Graph 3 (trelliscope)

Statement: I wanted to investigate the relationship between final exam scores and total score in the course. To do this, I found a data set on kaggle that included these variables. The trelliscope graph I created can be used to analyze the relationship between these two variables across different departments. The display makes it easy to compare patterns and strengths of relationships.

student <- read.csv("Students_Performance.csv")

## Graph 
  ggplot(student, aes( x = Final_Score, y = Total_Score )) +
  geom_point(alpha = 0.5, color = "navyblue") +
    labs(x = "Final Score",
         y = "Total Score") +
  
  facet_trelliscope(~ Department,
                    name = "Final Score vs. Total Score",
                    desc = "Faceted by Deparment",
                    nrow = 2, ncol = 3,
                    scales = c("same", "same"),
                    self_contained = TRUE,
                    path = "."
                    )

## using data from the first layer

When attempting to compare the relationship between Final Exam Score in the class to Total Overall Score in the Class, I decided it would be best to look into specific departments within the school. For this reason, I faceted on the Department variable. As a result, the trelliscope graph contains 4 scatterplots. For each individual plot, we can see that the relationship between Final Score (grade on exam) and Total Score (grade in course) have a somewhat strong positive correlation. Students who perform better on the final exam will perform better in the class overall. In the end, the positive correlation did not surprise me. However, I did found it interesting to see that this was the case for all departments. This visualization was beneficial in displaying the relationship between the two selected variables.

Graph 4 (plotly)

Statement: For my plotly graph, I used a data set from kaggle that contained information about prices of fruits and vegetables. My goal for the graph was to identify trends between farm price and New York Retail Price over the years 1999 to 2019. I hypothesized that prices would be significantly higher for New York Retail and was hoping to highlight this fact through my visualization. The animation in this graph makes it possible to see how the relationship shifts over time.

food <- read.csv("fruit.csv")

food$date <- as.Date(food$date, format = "%Y-%m-%d")
food$year <- as.numeric(format(food$date, "%Y"))

p_anim <- food %>% 
  plot_ly(x = ~farmprice, y = ~newyorkretail, hoverinfo = "text", text = ~ paste("Farm Price: ", farmprice,
                                                                                 "<br> New York Retail Price: ", newyorkretail)) %>% 
  add_markers(frame = ~year, 
              marker = list(opacity = 0.6))

p_anim %>% 
  animation_opts(frame = 3000,
                 transition = 500) %>%
  animation_slider(hide = FALSE, currentvalue = list(prefix = NULL, font = list( size = 25, color = "gray6"))) %>%
  layout(legend = list(title = list(text = "Category")), 
        xaxis = list(title = "Farm Price (USD)", nticks = 15), # change x-axis labels
         yaxis = list(title = "New York Retail Price (USD)", nticks =15), # change y-axis labels
         title = "Farm Price vs. New York Retail Price")

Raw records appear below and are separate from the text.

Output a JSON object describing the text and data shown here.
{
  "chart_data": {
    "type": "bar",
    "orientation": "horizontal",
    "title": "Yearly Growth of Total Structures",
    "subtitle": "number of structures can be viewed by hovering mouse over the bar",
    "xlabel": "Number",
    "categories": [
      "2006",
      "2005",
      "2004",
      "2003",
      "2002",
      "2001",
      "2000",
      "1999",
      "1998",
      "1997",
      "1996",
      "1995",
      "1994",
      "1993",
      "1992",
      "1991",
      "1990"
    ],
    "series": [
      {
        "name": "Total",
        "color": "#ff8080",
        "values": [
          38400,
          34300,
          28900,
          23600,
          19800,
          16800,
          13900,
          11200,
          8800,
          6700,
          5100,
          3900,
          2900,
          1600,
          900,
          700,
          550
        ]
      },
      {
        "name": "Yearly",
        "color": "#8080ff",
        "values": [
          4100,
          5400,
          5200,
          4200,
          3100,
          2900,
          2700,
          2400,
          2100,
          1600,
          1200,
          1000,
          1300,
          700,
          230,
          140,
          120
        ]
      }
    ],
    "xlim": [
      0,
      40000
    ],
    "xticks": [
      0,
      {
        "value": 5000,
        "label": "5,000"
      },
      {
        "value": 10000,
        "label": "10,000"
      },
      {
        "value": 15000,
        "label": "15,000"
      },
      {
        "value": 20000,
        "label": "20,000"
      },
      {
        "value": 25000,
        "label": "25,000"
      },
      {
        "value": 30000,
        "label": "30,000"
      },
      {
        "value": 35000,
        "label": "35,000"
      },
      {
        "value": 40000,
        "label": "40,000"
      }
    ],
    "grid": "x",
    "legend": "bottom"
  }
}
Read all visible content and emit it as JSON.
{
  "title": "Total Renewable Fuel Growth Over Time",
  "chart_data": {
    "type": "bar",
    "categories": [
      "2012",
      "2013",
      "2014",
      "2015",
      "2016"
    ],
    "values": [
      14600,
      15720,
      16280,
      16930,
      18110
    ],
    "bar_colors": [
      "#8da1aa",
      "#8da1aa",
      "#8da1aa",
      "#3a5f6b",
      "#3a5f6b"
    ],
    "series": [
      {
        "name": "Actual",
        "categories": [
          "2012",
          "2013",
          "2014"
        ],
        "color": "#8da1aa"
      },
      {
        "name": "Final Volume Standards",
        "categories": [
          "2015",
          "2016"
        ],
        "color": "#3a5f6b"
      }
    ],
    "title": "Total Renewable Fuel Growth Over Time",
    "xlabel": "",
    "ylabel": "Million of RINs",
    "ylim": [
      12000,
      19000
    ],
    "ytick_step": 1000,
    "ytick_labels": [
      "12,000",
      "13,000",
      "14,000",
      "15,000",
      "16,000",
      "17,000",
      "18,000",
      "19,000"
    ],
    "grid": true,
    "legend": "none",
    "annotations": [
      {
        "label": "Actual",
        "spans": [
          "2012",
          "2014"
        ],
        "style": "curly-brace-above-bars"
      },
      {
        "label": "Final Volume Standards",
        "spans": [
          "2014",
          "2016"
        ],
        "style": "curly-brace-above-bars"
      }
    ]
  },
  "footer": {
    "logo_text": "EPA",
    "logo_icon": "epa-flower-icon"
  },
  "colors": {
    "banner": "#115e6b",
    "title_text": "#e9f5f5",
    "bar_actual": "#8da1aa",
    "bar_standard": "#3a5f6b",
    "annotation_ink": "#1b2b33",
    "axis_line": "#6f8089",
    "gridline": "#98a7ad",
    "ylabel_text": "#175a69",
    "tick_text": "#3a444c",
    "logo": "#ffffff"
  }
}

This visualization is comparing Farm Price, in USD, to New York Retail Price, in USD. This animated graph was the ideal visual to use because it allows us to analyze the relationship over a period of time. We can see that for the majority of years there is a clear positive correlation between the two variables. This means that as Farm Price increases, New York Retail Price also increases. I expected this to happen when setting out to create this graph. Another point worth noting is that the values on the y-axis are greater overall than the values on the x-axis. This shows that the New York Retail Price is always greater than the Farm Price. When watching the animated graph over the course of the years we can see that the data points shift to the right, indictating that the product is becomings more expensive over time. This can be explained by inflation and the fact that a dollar today is not worth as much as a dollar 30 years ago. On the whole, this visualization allowed me to analyze the relationship of the variables in an easy to read manner.